The Phantom threatens Carlotta, the show's spoiled diva, not to sing but she ignores the warning. During her performance as Juliet, the Phantom brings down the chandelier, killing and injuring numerous audience members. When he returns to Christine, she refuses the role he has secured for her. He becomes angry and rapes her. After Christine awakens, she witnesses the Phantom covered in his rats and petting them. While he is playing with the rats, she escapes on the boat. She flees into the arms of Raoul, and they ascend to the roof, where they confess their love for each other. The Phantom watches and breaks down crying when he sees them kiss.

The next night Christine sings as Juliet, but the Phantom swoops down onto the stage, and she faints in his arms. Raoul and the police give chase. The Phantom carries Christine back down below and lays her down. When she awakens, he tells her that she is his, and that they will remain alone together until death. She hits his face with a rock and calls to Raoul for help but instantly regrets her actions, and her feelings for the Phantom return. Raoul appears and shoots the Phantom in his stomach with a rifle. Christine screams and cries for the Phantom, surprising Raoul.

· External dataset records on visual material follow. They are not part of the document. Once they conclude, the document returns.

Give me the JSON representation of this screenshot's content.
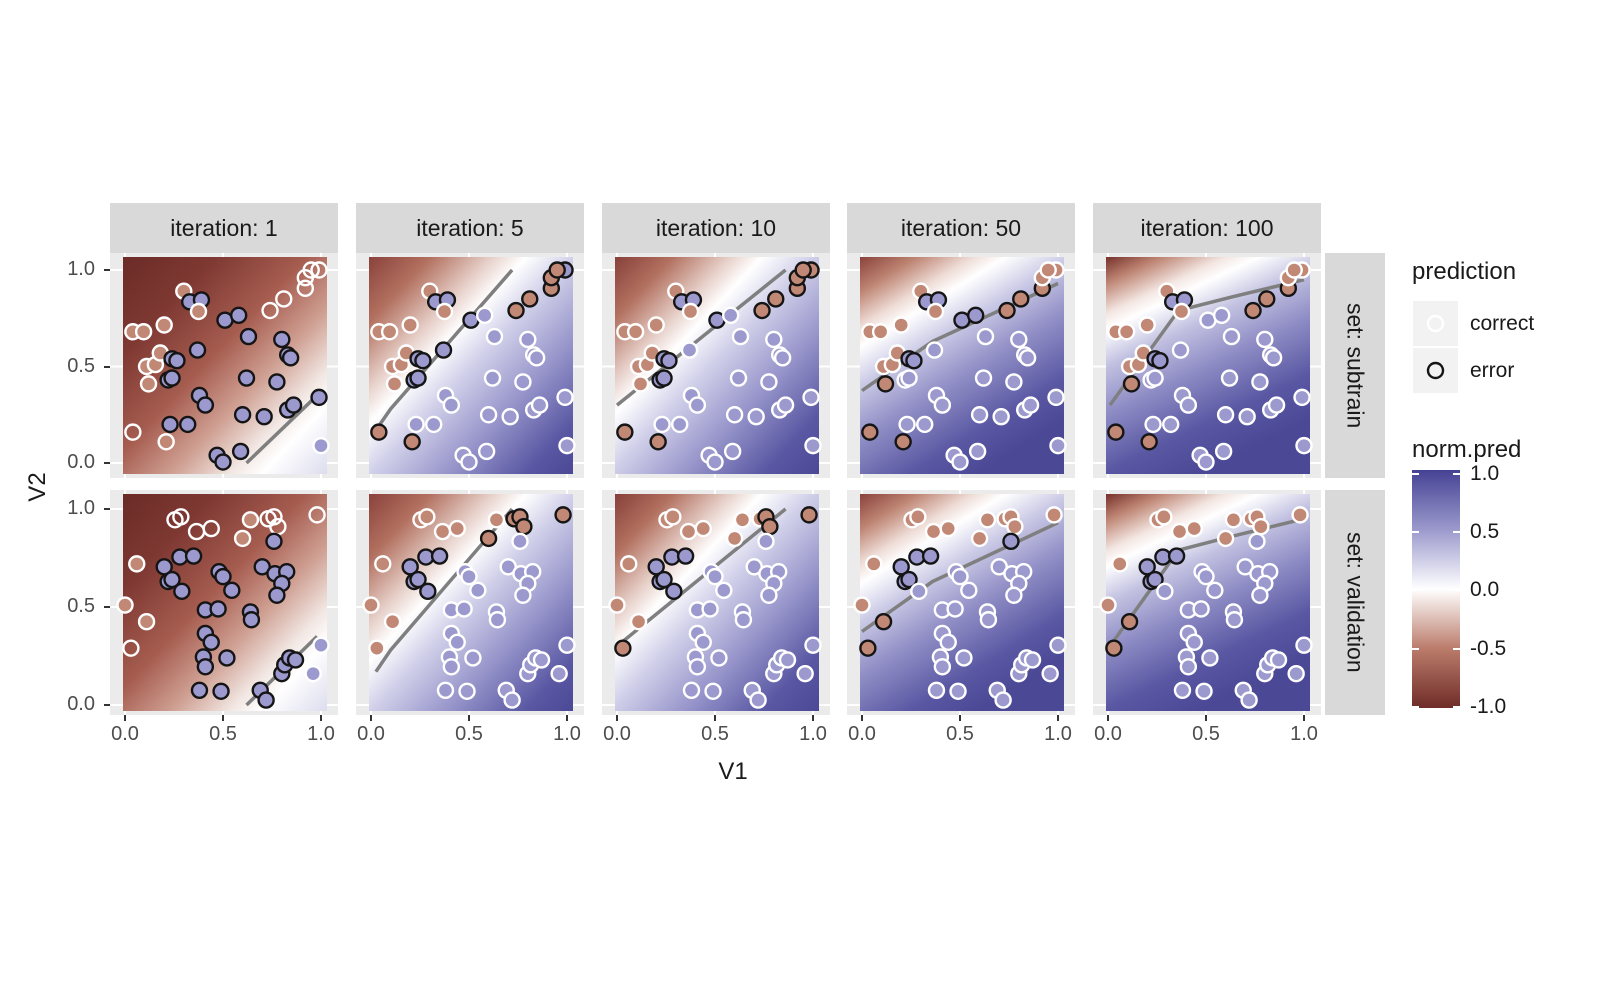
{
  "facets": {
    "cols": [
      "iteration: 1",
      "iteration: 5",
      "iteration: 10",
      "iteration: 50",
      "iteration: 100"
    ],
    "rows": [
      "set: subtrain",
      "set: validation"
    ]
  },
  "axes": {
    "x_title": "V1",
    "y_title": "V2",
    "x_tick_labels": [
      "0.0",
      "0.5",
      "1.0"
    ],
    "y_tick_labels": [
      "1.0",
      "0.5",
      "0.0"
    ],
    "x_range": [
      0,
      1
    ],
    "y_range": [
      0,
      1
    ]
  },
  "legend": {
    "prediction": {
      "title": "prediction",
      "items": [
        {
          "label": "correct",
          "stroke": "#ffffff"
        },
        {
          "label": "error",
          "stroke": "#151515"
        }
      ]
    },
    "colorbar": {
      "title": "norm.pred",
      "tick_labels": [
        "1.0",
        "0.5",
        "0.0",
        "-0.5",
        "-1.0"
      ],
      "top_color": "#454294",
      "mid_color": "#ffffff",
      "bottom_color": "#6f2c28"
    }
  },
  "palette": {
    "point_blue": "#9b99cd",
    "point_salmon": "#c18876",
    "stroke_correct": "#ffffff",
    "stroke_error": "#151515",
    "boundary": "#7f7f7f",
    "panel_bg": "#ebebeb",
    "strip_bg": "#d9d9d9",
    "grid": "#ffffff"
  },
  "chart_data": {
    "type": "scatter",
    "title": "",
    "xlabel": "V1",
    "ylabel": "V2",
    "x_range": [
      0,
      1
    ],
    "y_range": [
      0,
      1
    ],
    "iterations": [
      "1",
      "5",
      "10",
      "50",
      "100"
    ],
    "sets": [
      "subtrain",
      "validation"
    ],
    "style_codes": {
      "b": "blue fill",
      "s": "salmon fill",
      "n": "no fill",
      "w": "correct (white ring)",
      "k": "error (black ring)"
    },
    "subtrain": {
      "points": [
        [
          0.04,
          0.16
        ],
        [
          0.21,
          0.11
        ],
        [
          0.23,
          0.2
        ],
        [
          0.32,
          0.2
        ],
        [
          0.47,
          0.04
        ],
        [
          0.5,
          0.005
        ],
        [
          0.59,
          0.06
        ],
        [
          0.6,
          0.25
        ],
        [
          0.71,
          0.24
        ],
        [
          0.83,
          0.275
        ],
        [
          0.86,
          0.3
        ],
        [
          0.99,
          0.34
        ],
        [
          0.38,
          0.35
        ],
        [
          0.41,
          0.3
        ],
        [
          0.62,
          0.44
        ],
        [
          0.775,
          0.42
        ],
        [
          0.22,
          0.43
        ],
        [
          0.24,
          0.44
        ],
        [
          0.12,
          0.41
        ],
        [
          0.11,
          0.5
        ],
        [
          0.155,
          0.51
        ],
        [
          0.18,
          0.57
        ],
        [
          0.24,
          0.54
        ],
        [
          0.265,
          0.53
        ],
        [
          0.37,
          0.585
        ],
        [
          0.04,
          0.68
        ],
        [
          0.095,
          0.68
        ],
        [
          0.2,
          0.715
        ],
        [
          0.3,
          0.89
        ],
        [
          0.33,
          0.835
        ],
        [
          0.39,
          0.845
        ],
        [
          0.375,
          0.785
        ],
        [
          0.51,
          0.74
        ],
        [
          0.58,
          0.765
        ],
        [
          0.63,
          0.655
        ],
        [
          0.8,
          0.64
        ],
        [
          0.83,
          0.56
        ],
        [
          0.845,
          0.545
        ],
        [
          0.74,
          0.79
        ],
        [
          0.81,
          0.85
        ],
        [
          0.92,
          0.905
        ],
        [
          0.92,
          0.96
        ],
        [
          0.99,
          1.0
        ],
        [
          0.95,
          1.0
        ],
        [
          1.0,
          0.09
        ]
      ],
      "styles": {
        "1": [
          "nw",
          "sw",
          "bk",
          "bk",
          "bk",
          "bk",
          "bk",
          "bk",
          "bk",
          "bk",
          "bk",
          "bk",
          "bk",
          "bk",
          "bk",
          "bk",
          "bk",
          "bk",
          "sw",
          "sw",
          "sw",
          "sw",
          "bk",
          "bk",
          "bk",
          "sw",
          "sw",
          "sw",
          "sw",
          "bk",
          "bk",
          "sw",
          "bk",
          "bk",
          "bk",
          "bk",
          "bk",
          "bk",
          "nw",
          "nw",
          "nw",
          "nw",
          "nw",
          "nw",
          "bw"
        ],
        "5": [
          "sk",
          "sk",
          "bw",
          "bw",
          "bw",
          "bw",
          "bw",
          "bw",
          "bw",
          "bw",
          "bw",
          "bw",
          "bw",
          "bw",
          "bw",
          "bw",
          "bk",
          "bk",
          "sw",
          "sw",
          "sw",
          "sw",
          "bk",
          "bk",
          "bk",
          "sw",
          "sw",
          "sw",
          "sw",
          "bk",
          "bk",
          "sw",
          "bk",
          "bw",
          "bw",
          "bw",
          "bw",
          "bw",
          "sk",
          "sk",
          "sk",
          "sk",
          "bk",
          "sk",
          "bw"
        ],
        "10": [
          "sk",
          "sk",
          "bw",
          "bw",
          "bw",
          "bw",
          "bw",
          "bw",
          "bw",
          "bw",
          "bw",
          "bw",
          "bw",
          "bw",
          "bw",
          "bw",
          "bk",
          "bk",
          "sw",
          "sw",
          "sw",
          "sw",
          "bk",
          "bk",
          "bw",
          "sw",
          "sw",
          "sw",
          "sw",
          "bk",
          "bk",
          "sw",
          "bk",
          "bw",
          "bw",
          "bw",
          "bw",
          "bw",
          "sk",
          "sk",
          "sk",
          "sk",
          "sk",
          "sk",
          "bw"
        ],
        "50": [
          "sk",
          "sk",
          "bw",
          "bw",
          "bw",
          "bw",
          "bw",
          "bw",
          "bw",
          "bw",
          "bw",
          "bw",
          "bw",
          "bw",
          "bw",
          "bw",
          "bw",
          "bw",
          "sk",
          "sw",
          "sw",
          "sw",
          "bk",
          "bk",
          "bw",
          "sw",
          "sw",
          "sw",
          "sw",
          "bk",
          "bk",
          "sw",
          "bk",
          "bk",
          "bw",
          "bw",
          "bw",
          "bw",
          "sk",
          "sk",
          "sk",
          "sw",
          "sw",
          "sw",
          "bw"
        ],
        "100": [
          "sk",
          "sk",
          "bw",
          "bw",
          "bw",
          "bw",
          "bw",
          "bw",
          "bw",
          "bw",
          "bw",
          "bw",
          "bw",
          "bw",
          "bw",
          "bw",
          "bw",
          "bw",
          "sk",
          "sw",
          "sw",
          "sw",
          "bk",
          "bk",
          "bw",
          "sw",
          "sw",
          "sw",
          "sw",
          "bk",
          "bk",
          "sw",
          "bw",
          "bw",
          "bw",
          "bw",
          "bw",
          "bw",
          "sk",
          "sk",
          "sk",
          "sw",
          "sw",
          "sw",
          "bw"
        ]
      }
    },
    "validation": {
      "points": [
        [
          0.255,
          0.945
        ],
        [
          0.285,
          0.96
        ],
        [
          0.365,
          0.885
        ],
        [
          0.44,
          0.9
        ],
        [
          0.6,
          0.85
        ],
        [
          0.64,
          0.945
        ],
        [
          0.73,
          0.95
        ],
        [
          0.76,
          0.96
        ],
        [
          0.78,
          0.91
        ],
        [
          0.98,
          0.97
        ],
        [
          0.76,
          0.835
        ],
        [
          0.06,
          0.72
        ],
        [
          0.2,
          0.705
        ],
        [
          0.28,
          0.755
        ],
        [
          0.35,
          0.76
        ],
        [
          0.22,
          0.63
        ],
        [
          0.24,
          0.64
        ],
        [
          0.29,
          0.58
        ],
        [
          0.48,
          0.68
        ],
        [
          0.5,
          0.655
        ],
        [
          0.545,
          0.585
        ],
        [
          0.7,
          0.705
        ],
        [
          0.765,
          0.67
        ],
        [
          0.825,
          0.68
        ],
        [
          0.8,
          0.62
        ],
        [
          0.775,
          0.56
        ],
        [
          0.41,
          0.485
        ],
        [
          0.475,
          0.49
        ],
        [
          0.64,
          0.475
        ],
        [
          0.645,
          0.435
        ],
        [
          0.0,
          0.51
        ],
        [
          0.11,
          0.425
        ],
        [
          0.03,
          0.29
        ],
        [
          0.41,
          0.365
        ],
        [
          0.44,
          0.32
        ],
        [
          0.4,
          0.245
        ],
        [
          0.41,
          0.195
        ],
        [
          0.52,
          0.24
        ],
        [
          0.38,
          0.075
        ],
        [
          0.49,
          0.07
        ],
        [
          0.69,
          0.075
        ],
        [
          0.72,
          0.025
        ],
        [
          0.8,
          0.16
        ],
        [
          0.815,
          0.205
        ],
        [
          0.84,
          0.24
        ],
        [
          0.87,
          0.23
        ],
        [
          1.0,
          0.305
        ],
        [
          0.96,
          0.16
        ]
      ],
      "styles": {
        "1": [
          "nw",
          "nw",
          "nw",
          "nw",
          "sw",
          "sw",
          "nw",
          "nw",
          "nw",
          "nw",
          "bk",
          "sw",
          "bk",
          "bk",
          "bk",
          "bk",
          "bk",
          "bk",
          "bk",
          "bk",
          "bk",
          "bk",
          "bk",
          "bk",
          "bk",
          "bk",
          "bk",
          "bk",
          "bk",
          "bk",
          "sw",
          "sw",
          "nw",
          "bk",
          "bk",
          "bk",
          "bk",
          "bk",
          "bk",
          "bk",
          "bk",
          "bk",
          "bk",
          "bk",
          "bk",
          "bk",
          "bw",
          "bw"
        ],
        "5": [
          "sw",
          "sw",
          "sw",
          "sw",
          "sk",
          "sw",
          "sk",
          "sk",
          "sk",
          "sk",
          "bw",
          "sw",
          "bk",
          "bk",
          "bk",
          "bk",
          "bk",
          "bk",
          "bw",
          "bw",
          "bw",
          "bw",
          "bw",
          "bw",
          "bw",
          "bw",
          "bw",
          "bw",
          "bw",
          "bw",
          "sw",
          "sw",
          "sw",
          "bw",
          "bw",
          "bw",
          "bw",
          "bw",
          "bw",
          "bw",
          "bw",
          "bw",
          "bw",
          "bw",
          "bw",
          "bw",
          "bw",
          "bw"
        ],
        "10": [
          "sw",
          "sw",
          "sw",
          "sw",
          "sw",
          "sw",
          "sw",
          "sk",
          "sk",
          "sk",
          "bw",
          "sw",
          "bk",
          "bk",
          "bk",
          "bk",
          "bk",
          "bk",
          "bw",
          "bw",
          "bw",
          "bw",
          "bw",
          "bw",
          "bw",
          "bw",
          "bw",
          "bw",
          "bw",
          "bw",
          "sw",
          "sw",
          "sk",
          "bw",
          "bw",
          "bw",
          "bw",
          "bw",
          "bw",
          "bw",
          "bw",
          "bw",
          "bw",
          "bw",
          "bw",
          "bw",
          "bw",
          "bw"
        ],
        "50": [
          "sw",
          "sw",
          "sw",
          "sw",
          "sw",
          "sw",
          "sw",
          "sw",
          "sw",
          "sw",
          "bk",
          "sw",
          "bk",
          "bk",
          "bk",
          "bk",
          "bk",
          "bw",
          "bw",
          "bw",
          "bw",
          "bw",
          "bw",
          "bw",
          "bw",
          "bw",
          "bw",
          "bw",
          "bw",
          "bw",
          "sw",
          "sk",
          "sk",
          "bw",
          "bw",
          "bw",
          "bw",
          "bw",
          "bw",
          "bw",
          "bw",
          "bw",
          "bw",
          "bw",
          "bw",
          "bw",
          "bw",
          "bw"
        ],
        "100": [
          "sw",
          "sw",
          "sw",
          "sw",
          "sw",
          "sw",
          "sw",
          "sw",
          "sw",
          "sw",
          "bw",
          "sw",
          "bk",
          "bk",
          "bk",
          "bk",
          "bk",
          "bw",
          "bw",
          "bw",
          "bw",
          "bw",
          "bw",
          "bw",
          "bw",
          "bw",
          "bw",
          "bw",
          "bw",
          "bw",
          "sw",
          "sk",
          "sk",
          "bw",
          "bw",
          "bw",
          "bw",
          "bw",
          "bw",
          "bw",
          "bw",
          "bw",
          "bw",
          "bw",
          "bw",
          "bw",
          "bw",
          "bw"
        ]
      }
    },
    "boundaries": {
      "1": [
        [
          0.62,
          0.0
        ],
        [
          0.98,
          0.35
        ]
      ],
      "5": [
        [
          0.025,
          0.17
        ],
        [
          0.1,
          0.28
        ],
        [
          0.72,
          1.0
        ]
      ],
      "10": [
        [
          0.0,
          0.3
        ],
        [
          0.86,
          1.0
        ]
      ],
      "50": [
        [
          0.0,
          0.375
        ],
        [
          0.36,
          0.63
        ],
        [
          1.0,
          0.93
        ]
      ],
      "100": [
        [
          0.01,
          0.3
        ],
        [
          0.36,
          0.79
        ],
        [
          0.63,
          0.86
        ],
        [
          1.0,
          0.95
        ]
      ]
    },
    "backgrounds": {
      "1": {
        "vec": [
          0,
          0,
          1,
          1
        ],
        "stops": [
          [
            0,
            "#6b2b27"
          ],
          [
            0.22,
            "#7e3832"
          ],
          [
            0.45,
            "#a65d50"
          ],
          [
            0.62,
            "#cfa093"
          ],
          [
            0.76,
            "#f1e6e2"
          ],
          [
            0.84,
            "#ffffff"
          ],
          [
            1,
            "#dddcee"
          ]
        ]
      },
      "5": {
        "vec": [
          0,
          0,
          1,
          1
        ],
        "stops": [
          [
            0,
            "#8a423c"
          ],
          [
            0.15,
            "#b2705f"
          ],
          [
            0.3,
            "#e6cfc8"
          ],
          [
            0.385,
            "#ffffff"
          ],
          [
            0.5,
            "#d2d1ea"
          ],
          [
            0.68,
            "#9a98cc"
          ],
          [
            0.88,
            "#5a58a3"
          ],
          [
            1,
            "#4b4896"
          ]
        ]
      },
      "10": {
        "vec": [
          0,
          0,
          1,
          1
        ],
        "stops": [
          [
            0,
            "#87403a"
          ],
          [
            0.14,
            "#b2705f"
          ],
          [
            0.28,
            "#e6cfc8"
          ],
          [
            0.36,
            "#ffffff"
          ],
          [
            0.48,
            "#d2d1ea"
          ],
          [
            0.66,
            "#9a98cc"
          ],
          [
            0.86,
            "#5a58a3"
          ],
          [
            1,
            "#4b4896"
          ]
        ]
      },
      "50": {
        "vec": [
          0,
          0,
          0.58,
          1
        ],
        "stops": [
          [
            0,
            "#8a423c"
          ],
          [
            0.12,
            "#bd8371"
          ],
          [
            0.24,
            "#eedcd6"
          ],
          [
            0.31,
            "#ffffff"
          ],
          [
            0.45,
            "#c9c8e5"
          ],
          [
            0.62,
            "#9391c7"
          ],
          [
            0.85,
            "#5a58a3"
          ],
          [
            1,
            "#4b4896"
          ]
        ]
      },
      "100": {
        "vec": [
          0,
          0,
          0.45,
          1
        ],
        "stops": [
          [
            0,
            "#76312c"
          ],
          [
            0.1,
            "#bd8371"
          ],
          [
            0.22,
            "#f3e6e2"
          ],
          [
            0.28,
            "#ffffff"
          ],
          [
            0.42,
            "#c2c1e1"
          ],
          [
            0.6,
            "#8f8dc5"
          ],
          [
            0.82,
            "#5a58a3"
          ],
          [
            1,
            "#4b4896"
          ]
        ]
      }
    }
  }
}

Though mortally wounded, the Phantom's main concern becomes Christine's safety, as he fears that the police will kill her now they know she is with him. The Phantom leads them to the lake. Raoul and Christine get in the boat, but the Phantom remains on the dock and pushes the boat away. He tells Raoul to get out of the cave and out to the river. Raoul does so, ignoring Christine's screams and objections. The Phantom fights the police but is shot multiple times. He hears Christine calling him "my love" and cries out her name before being stabbed in the back, then falling into the lake and dying. The rats watch sadly as his body drowns and Christine weeps, heartbroken.

== Cast ==
- Julian Sands as The Phantom of the Opera
- Asia Argento as Christine Daaé
- Andrea Di Stefano as Raoul, Baron de Chagny
- Nadia Rinaldi as Carlotta Altieri
- Coralina Cataldi-Tassoni as Honorine
- István Bubik as The Rat Catcher
- Lucia Guzzardi as Madame Giry
- Aldo Massasso as Pourdieu
- Zoltan Barabas as Poligny
- Gianni Franco as Montluc
- David D'Ingeo as Alfred
- Kitty Kéri as Paulette
- John Pedeferri as Dr. Princard
- Leonardo Treviglio as Jerome De Chagny
- Massimo Sarchielli as Joseph Buquet

== Production ==
Argento described Arthur Lubin's Phantom of the Opera as a film that "marked his youth", leaving him "shocked and fascinated". After considering a film adaptation in the 1970s which would have been shot in Moscow and would have mixed the figures of the phantom and Rasputin, he returned to the project in 1992 while filming Trauma in Minneapolis, after casually watching the Rupert Julian's 1925 adaptation on television.

Argento shot the film between Cinecittà, the Hungarian State Opera House, the Pertosa Caves and some other caves in Slovakia.

== Critical reception ==
Critical response to the film was negative. While praising the visuals, set design and score, Variety called the film "a gothic kitschfest that leaves no excess unexplored", writing "none of your sanitized Andrew Lloyd Webber treatment here, but plenty of bodice-ripping, lush romanticism, gore and gross antics with rats, all of which should tickle the director's stalwart devotees. But the script's clumsy plotting, its often unintentionally hilarious dialogue and some howlingly bad acting make the already widely sold pic likely to function best as a campy video entry for irreverent genre fans." Slant Magazine called it "a hapless failure that could pass for a second-rate B movie that went straight-to-video. After the unfulfilled promises of Trauma and The Stendhal Syndrome, The Phantom of the Opera seemingly signaled the demise of a great auteur."

On Rotten Tomatoes, the film has an approval rating of 0% based on reviews from 9 critics.

== Soundtrack ==
The score was composed by Ennio Morricone and featured the "Air des clochettes" from the opera Lakmé by Léo Delibes and the overture from Charles Gounod's Faust.